CSPI believes the number dedicated to nutrition in the Presidents’ budget is in fact too small, and a figure closer to $24 million is needed to adequately fund this important work. Adequately funding the food program is critical to assuring an optimal infant formula supply.
Such funding would support increased review capacity for infant formula premarket notifications, improving surveillance of formula-related adverse events, the development of laboratory methods for Cronobacter sakazakii, and more rapid review of inspection findings.
Finally, Americans deserve a food program that is transparent, effective, and accountable. The formula crisis laid bare the high level of dysfunction, breakdowns in communication and lack of clear lines of authority that characterized the agency’s response.
The reorganization plan announced by FDA Commissioner Robert Califf on January 31, 2023, is an important step on the path towards addressing these issues. This proposal follows from a report on the human foods program ordered by Dr. Califf and conducted by the Reagan-Udall Foundation. The proposed reorganization captures the spirit of the Reagan-Udall Foundation report, addresses the most critical problems identified, and does so in a manner that minimizes internal disruption:
- It elevates the food program to the Deputy Commissioner level (higher than any other FDA product Center).
- It dissolves a dysfunctional structure whereby three senior officials with authority over the human foods program all reported to the Commissioner and none had clear authority over the program.
- It clarifies the relationship between the human foods program and the Office of Regulatory Affairs, which inspects facilities. FDA has stated that “the Deputy Commissioner would set the priorities for field activities, direct how the resources will be used, what risks will be prioritized, and inspection strategy.”
- It establishes a new Center for Excellence in Nutrition.
- It creates a new Office of Critical Foods.

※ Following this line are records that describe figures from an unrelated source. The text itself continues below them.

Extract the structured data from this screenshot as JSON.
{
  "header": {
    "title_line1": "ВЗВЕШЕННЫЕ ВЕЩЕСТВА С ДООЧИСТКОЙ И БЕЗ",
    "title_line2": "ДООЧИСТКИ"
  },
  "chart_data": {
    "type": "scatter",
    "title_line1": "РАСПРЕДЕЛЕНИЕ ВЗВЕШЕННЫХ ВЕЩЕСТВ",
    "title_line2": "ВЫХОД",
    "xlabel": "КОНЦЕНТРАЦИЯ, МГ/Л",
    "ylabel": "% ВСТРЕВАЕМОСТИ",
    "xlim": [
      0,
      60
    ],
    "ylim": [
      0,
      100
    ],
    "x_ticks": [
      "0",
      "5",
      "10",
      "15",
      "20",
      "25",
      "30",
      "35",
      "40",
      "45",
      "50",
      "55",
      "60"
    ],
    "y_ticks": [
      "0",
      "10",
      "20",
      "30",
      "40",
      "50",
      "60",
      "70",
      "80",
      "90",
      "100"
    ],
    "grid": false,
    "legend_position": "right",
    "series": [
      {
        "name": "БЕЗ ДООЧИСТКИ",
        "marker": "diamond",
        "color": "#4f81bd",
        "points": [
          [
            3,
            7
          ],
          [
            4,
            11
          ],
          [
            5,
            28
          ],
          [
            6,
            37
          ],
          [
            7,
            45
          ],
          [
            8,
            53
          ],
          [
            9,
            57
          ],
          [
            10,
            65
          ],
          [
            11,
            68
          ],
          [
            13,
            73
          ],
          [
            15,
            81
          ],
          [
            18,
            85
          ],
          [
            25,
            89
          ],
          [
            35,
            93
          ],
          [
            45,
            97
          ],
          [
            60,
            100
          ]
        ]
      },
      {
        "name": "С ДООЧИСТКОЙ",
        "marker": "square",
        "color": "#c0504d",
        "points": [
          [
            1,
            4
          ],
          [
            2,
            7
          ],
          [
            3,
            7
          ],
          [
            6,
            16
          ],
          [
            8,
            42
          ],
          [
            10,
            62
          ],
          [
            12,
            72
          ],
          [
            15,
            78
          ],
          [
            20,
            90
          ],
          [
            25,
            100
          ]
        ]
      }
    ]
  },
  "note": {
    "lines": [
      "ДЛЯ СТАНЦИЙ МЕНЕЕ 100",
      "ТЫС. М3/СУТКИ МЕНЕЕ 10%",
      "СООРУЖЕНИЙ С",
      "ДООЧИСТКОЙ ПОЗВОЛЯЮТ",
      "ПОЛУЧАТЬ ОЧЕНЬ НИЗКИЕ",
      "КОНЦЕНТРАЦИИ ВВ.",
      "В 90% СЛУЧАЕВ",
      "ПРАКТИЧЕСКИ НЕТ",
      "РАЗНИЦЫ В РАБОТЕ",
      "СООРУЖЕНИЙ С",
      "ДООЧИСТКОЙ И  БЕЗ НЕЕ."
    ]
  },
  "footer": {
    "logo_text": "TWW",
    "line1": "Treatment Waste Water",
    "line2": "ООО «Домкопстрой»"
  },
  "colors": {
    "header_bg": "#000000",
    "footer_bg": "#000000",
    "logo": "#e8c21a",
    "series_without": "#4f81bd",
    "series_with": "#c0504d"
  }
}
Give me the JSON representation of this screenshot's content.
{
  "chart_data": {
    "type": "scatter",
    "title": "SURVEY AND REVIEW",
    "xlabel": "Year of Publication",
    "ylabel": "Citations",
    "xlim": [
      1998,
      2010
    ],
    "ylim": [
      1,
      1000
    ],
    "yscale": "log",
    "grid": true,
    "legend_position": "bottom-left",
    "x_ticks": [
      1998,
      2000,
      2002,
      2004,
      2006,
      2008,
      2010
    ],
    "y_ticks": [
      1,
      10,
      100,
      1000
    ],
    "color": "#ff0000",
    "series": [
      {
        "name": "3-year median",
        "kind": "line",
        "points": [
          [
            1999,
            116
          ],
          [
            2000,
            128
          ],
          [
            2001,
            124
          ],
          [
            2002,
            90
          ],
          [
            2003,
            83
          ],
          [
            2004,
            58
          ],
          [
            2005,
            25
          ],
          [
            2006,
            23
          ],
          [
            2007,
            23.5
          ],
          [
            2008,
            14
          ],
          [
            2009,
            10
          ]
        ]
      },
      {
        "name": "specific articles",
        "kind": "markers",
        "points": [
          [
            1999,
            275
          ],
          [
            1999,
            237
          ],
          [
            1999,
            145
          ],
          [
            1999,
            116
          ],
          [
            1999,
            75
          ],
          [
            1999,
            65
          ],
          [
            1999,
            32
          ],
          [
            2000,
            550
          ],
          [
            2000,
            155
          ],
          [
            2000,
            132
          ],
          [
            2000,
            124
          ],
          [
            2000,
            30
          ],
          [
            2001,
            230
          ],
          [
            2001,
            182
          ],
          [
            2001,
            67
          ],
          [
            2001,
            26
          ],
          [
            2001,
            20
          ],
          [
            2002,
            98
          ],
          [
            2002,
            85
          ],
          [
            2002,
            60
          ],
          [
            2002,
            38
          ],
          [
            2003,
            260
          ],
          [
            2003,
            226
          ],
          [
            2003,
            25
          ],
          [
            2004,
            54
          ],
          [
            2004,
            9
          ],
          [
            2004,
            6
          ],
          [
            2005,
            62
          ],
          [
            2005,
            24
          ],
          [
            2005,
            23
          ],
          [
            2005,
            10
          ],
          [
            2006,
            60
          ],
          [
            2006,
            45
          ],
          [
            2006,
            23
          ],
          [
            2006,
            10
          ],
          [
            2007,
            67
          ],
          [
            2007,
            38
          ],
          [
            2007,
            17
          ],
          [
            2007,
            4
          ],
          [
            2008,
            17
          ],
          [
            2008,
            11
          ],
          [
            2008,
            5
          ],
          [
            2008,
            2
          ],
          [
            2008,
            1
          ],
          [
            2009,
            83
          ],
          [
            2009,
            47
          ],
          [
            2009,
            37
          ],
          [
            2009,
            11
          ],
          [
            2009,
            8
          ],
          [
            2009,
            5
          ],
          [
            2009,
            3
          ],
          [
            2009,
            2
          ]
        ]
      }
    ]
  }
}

While additional detail on exactly how these new structures will be operationalized is still necessary, this proposal is a significant step forward, creating a foods program led by a leader who is more empowered and accountable than any food program leader in recent history. The proposal lays a strong foundation for a newly enhanced food program at FDA, one that could ensure a safer and healthier food supply for us all. No mother, no father, should ever again face a desperate, store-by-store search for a product to nourish their infants.